“Interpreting oscillations as travelling waves: the role of alpha-band oscillations in cognition”.
During this INT seminar, Andrea Alamia will present his recent work on “Interpreting oscillations as travelling waves: the role of alpha-band oscillations in cognition”:
In this talk, I will present three studies that characterize oscillatory travelling waves in the framework of Predictive Coding. In the first study, I’ll introduce a simple model of the visual cortex based on predictive coding mechanisms, in which physiological communication delays between levels generate alpha-band rhythms. Interestingly, these oscillations propagate as traveling waves across levels, both forward (during visual stimulation) and backward (during rest). Remarkably, experimental EEG data matched the predictions of our model. The second study refines the results of the first one, demonstrating that the direction of propagation of alpha-band waves is task dependent.
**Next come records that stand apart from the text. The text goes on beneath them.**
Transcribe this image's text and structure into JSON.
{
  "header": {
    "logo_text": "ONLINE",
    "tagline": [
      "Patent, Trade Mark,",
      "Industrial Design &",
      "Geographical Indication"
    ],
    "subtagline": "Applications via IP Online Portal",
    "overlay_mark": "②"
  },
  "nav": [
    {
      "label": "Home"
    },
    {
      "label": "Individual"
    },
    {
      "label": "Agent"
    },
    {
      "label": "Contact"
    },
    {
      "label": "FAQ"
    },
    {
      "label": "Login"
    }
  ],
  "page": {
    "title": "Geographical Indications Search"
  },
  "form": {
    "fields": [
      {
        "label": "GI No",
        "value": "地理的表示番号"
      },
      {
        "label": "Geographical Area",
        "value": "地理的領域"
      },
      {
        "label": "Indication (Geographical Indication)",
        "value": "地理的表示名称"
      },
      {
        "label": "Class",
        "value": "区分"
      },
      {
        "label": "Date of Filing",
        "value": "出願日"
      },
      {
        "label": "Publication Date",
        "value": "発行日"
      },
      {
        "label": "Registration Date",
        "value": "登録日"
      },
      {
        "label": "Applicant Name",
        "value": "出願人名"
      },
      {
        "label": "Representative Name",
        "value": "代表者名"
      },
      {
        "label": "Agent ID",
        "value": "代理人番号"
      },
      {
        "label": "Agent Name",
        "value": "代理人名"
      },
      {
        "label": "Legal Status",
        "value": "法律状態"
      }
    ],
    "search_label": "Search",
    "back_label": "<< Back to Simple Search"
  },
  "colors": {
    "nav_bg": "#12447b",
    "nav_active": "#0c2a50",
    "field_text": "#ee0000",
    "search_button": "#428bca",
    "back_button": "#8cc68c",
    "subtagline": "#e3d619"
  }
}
Specifically, forward waves (from occipital to frontal regions) prevail during visual processing, whereas backward waves (from frontal to occipital areas) occur predominantly without visual stimulation. The last study explores the effect of a powerful psychedelics drug, N,N, Dimethyltryptamine (DMT), on alpha-band oscillations, considering a model proposed in the literature based on Predictive Coding. Despite participants being in the eye-closed condition, DMT elicits a spatio-temporal pattern of cortical activation (i.e. travelling waves) similar to that produced by visual stimulation, in line with the predictions of the proposed model. Lastly, I’ll show some preliminary results about the role of oscillatory traveling waves in schizophrenic patients, interpreting the results in the light of Predictive Coding.